A propos du livre Finance, Climat, Réveillez-vous !

jeudi 20 décembre 2018, par Pierre Bonnefoy

A propos du livre Finance, Climat, Réveillez-vous ! Anne Hessel, Jean Jouzel, Pierre Larrouturou, Editions Indigène, Octobre 2018.

Ce qui est en jeu, ce n’est pas l’avenir de la planète, mais l’avenir de notre humanité.

Tel est le ton donné dès les premières pages de l’ouvrage coécrit par Anne Hessel, fille de l’ancien résistant Stéphane Hessel, Jean Jouzel, le climatologue ancien vice-président du GIEC (Groupe d’experts intergouvernemental sur l’évolution du climat), et l’économiste Pierre Larrouturou.

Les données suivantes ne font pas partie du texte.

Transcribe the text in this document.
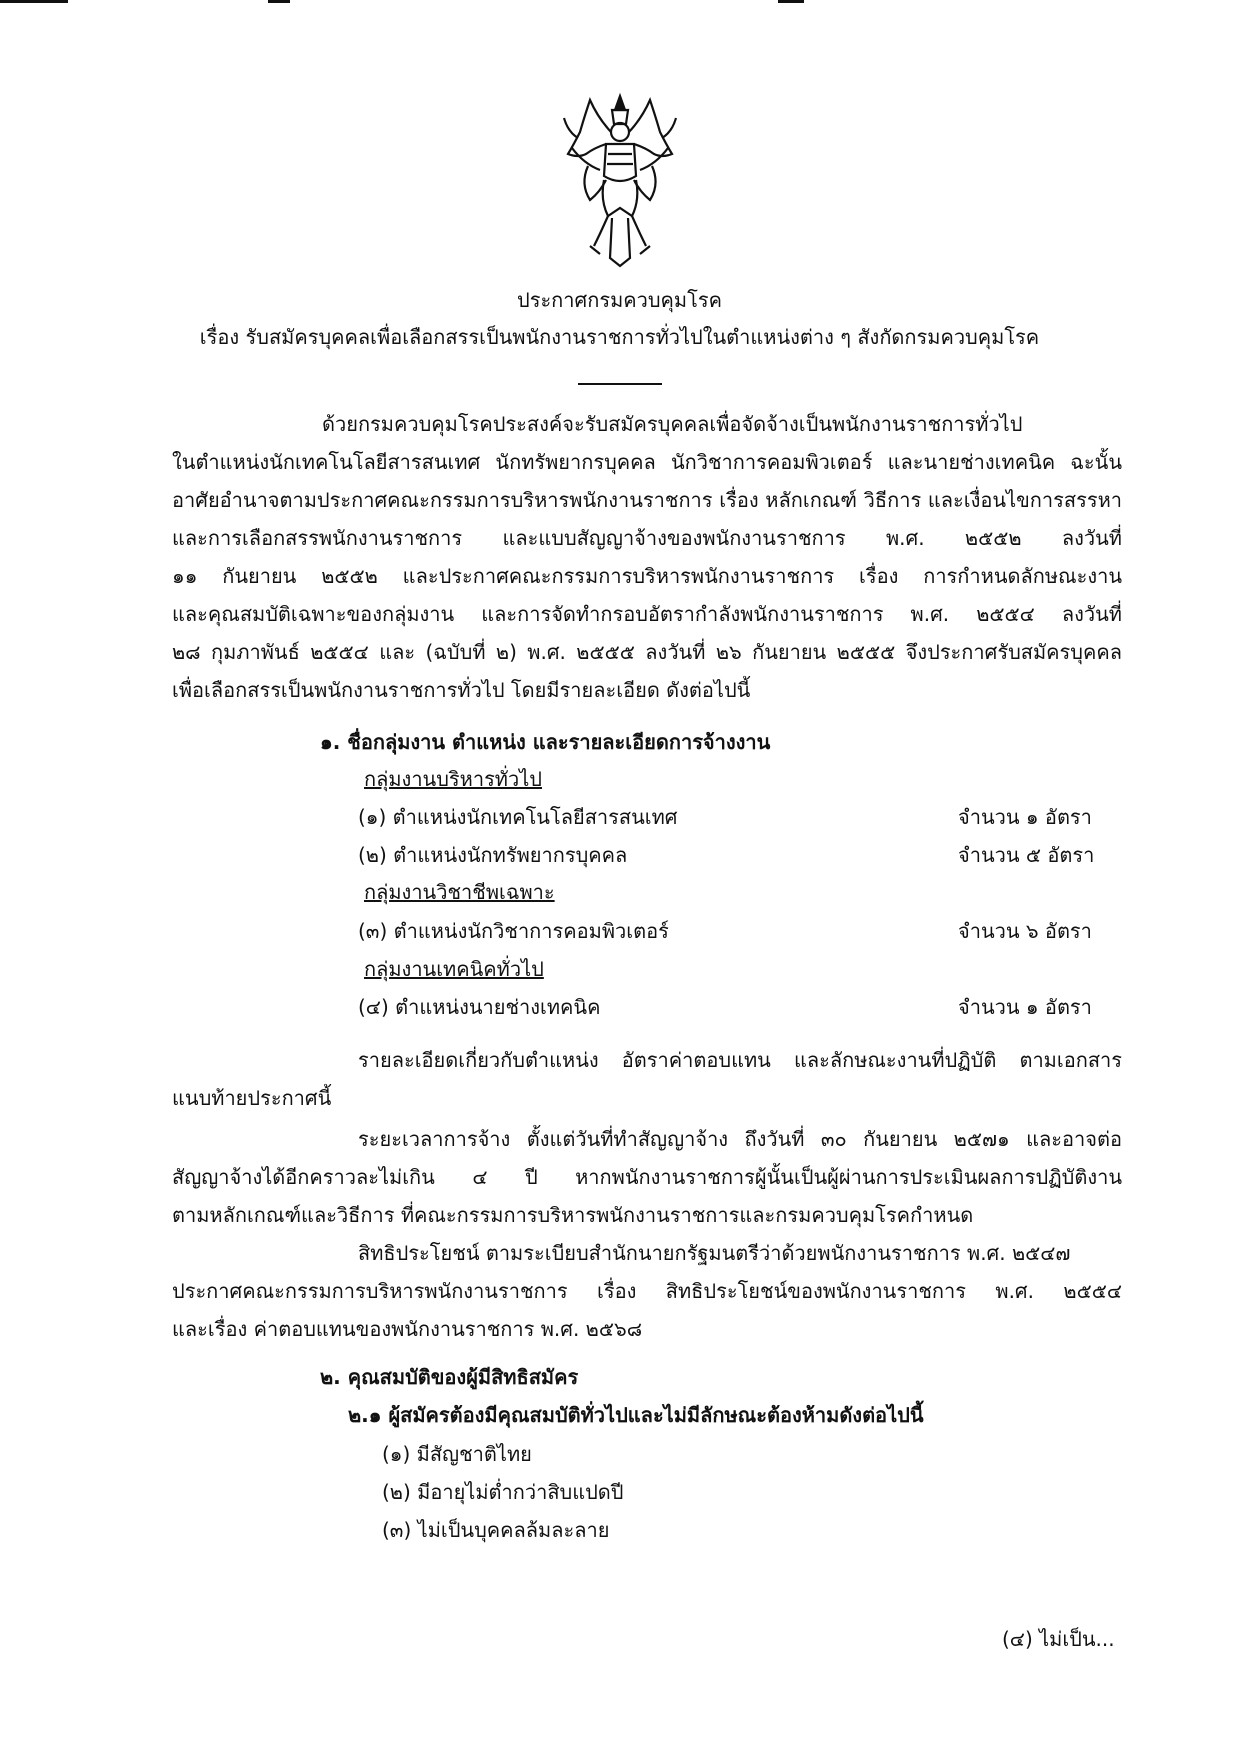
ประกาศกรมควบคุมโรค
เรื่อง รับสมัครบุคคลเพื่อเลือกสรรเป็นพนักงานราชการทั่วไปในตำแหน่งต่าง ๆ สังกัดกรมควบคุมโรค
ด้วยกรมควบคุมโรคประสงค์จะรับสมัครบุคคลเพื่อจัดจ้างเป็นพนักงานราชการทั่วไป
ในตำแหน่งนักเทคโนโลยีสารสนเทศ นักทรัพยากรบุคคล นักวิชาการคอมพิวเตอร์ และนายช่างเทคนิค ฉะนั้น
อาศัยอำนาจตามประกาศคณะกรรมการบริหารพนักงานราชการ เรื่อง หลักเกณฑ์ วิธีการ และเงื่อนไขการสรรหา
และการเลือกสรรพนักงานราชการ และแบบสัญญาจ้างของพนักงานราชการ พ.ศ. ๒๕๕๒ ลงวันที่
๑๑ กันยายน ๒๕๕๒ และประกาศคณะกรรมการบริหารพนักงานราชการ เรื่อง การกำหนดลักษณะงาน
และคุณสมบัติเฉพาะของกลุ่มงาน และการจัดทำกรอบอัตรากำลังพนักงานราชการ พ.ศ. ๒๕๕๔ ลงวันที่
๒๘ กุมภาพันธ์ ๒๕๕๔ และ (ฉบับที่ ๒) พ.ศ. ๒๕๕๕ ลงวันที่ ๒๖ กันยายน ๒๕๕๕ จึงประกาศรับสมัครบุคคล
เพื่อเลือกสรรเป็นพนักงานราชการทั่วไป โดยมีรายละเอียด ดังต่อไปนี้
๑. ชื่อกลุ่มงาน ตำแหน่ง และรายละเอียดการจ้างงาน
กลุ่มงานบริหารทั่วไป
(๑) ตำแหน่งนักเทคโนโลยีสารสนเทศ	จำนวน ๑ อัตรา
(๒) ตำแหน่งนักทรัพยากรบุคคล	จำนวน ๕ อัตรา
กลุ่มงานวิชาชีพเฉพาะ
(๓) ตำแหน่งนักวิชาการคอมพิวเตอร์	จำนวน ๖ อัตรา
กลุ่มงานเทคนิคทั่วไป
(๔) ตำแหน่งนายช่างเทคนิค	จำนวน ๑ อัตรา
รายละเอียดเกี่ยวกับตำแหน่ง อัตราค่าตอบแทน และลักษณะงานที่ปฏิบัติ ตามเอกสาร
แนบท้ายประกาศนี้
ระยะเวลาการจ้าง ตั้งแต่วันที่ทำสัญญาจ้าง ถึงวันที่ ๓๐ กันยายน ๒๕๗๑ และอาจต่อ
สัญญาจ้างได้อีกคราวละไม่เกิน ๔ ปี หากพนักงานราชการผู้นั้นเป็นผู้ผ่านการประเมินผลการปฏิบัติงาน
ตามหลักเกณฑ์และวิธีการ ที่คณะกรรมการบริหารพนักงานราชการและกรมควบคุมโรคกำหนด
สิทธิประโยชน์ ตามระเบียบสำนักนายกรัฐมนตรีว่าด้วยพนักงานราชการ พ.ศ. ๒๕๔๗
ประกาศคณะกรรมการบริหารพนักงานราชการ เรื่อง สิทธิประโยชน์ของพนักงานราชการ พ.ศ. ๒๕๕๔
และเรื่อง ค่าตอบแทนของพนักงานราชการ พ.ศ. ๒๕๖๘
๒. คุณสมบัติของผู้มีสิทธิสมัคร
๒.๑ ผู้สมัครต้องมีคุณสมบัติทั่วไปและไม่มีลักษณะต้องห้ามดังต่อไปนี้
(๑) มีสัญชาติไทย
(๒) มีอายุไม่ต่ำกว่าสิบแปดปี
(๓) ไม่เป็นบุคคลล้มละลาย
(๔) ไม่เป็น...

Malgré ce que laisseraient supposer son titre et son contenu, ce n’est apparemment pas une publication des Témoins de Jéhovah.

Cependant, au vu de la crise économique et de la confusion d’idées dans laquelle se trouve notre société, les fausses solutions qu’il présente risquent pareillement de désorienter ceux qui s’interrogent honnêtement sur l’évolution de celle-ci depuis qu’a commencé en France la révolte des Gilets jaunes.

Quelques jours avant la sortie de ce livre, le GIEC publiait un rapport annonçant que si l’humanité ne réduisait pas tout de suite ses émissions de gaz carbonique (CO2) nous aurions un réchauffement climatique qui pourrait nous propulser, dès 2030, à 1,5 °C de plus que la température moyenne de 1850. Insinuant qu’il est peut-être déjà trop tard pour empêcher cela, le rapport énonce toute une série de catastrophes qui ne manqueront pas de s’ensuivre.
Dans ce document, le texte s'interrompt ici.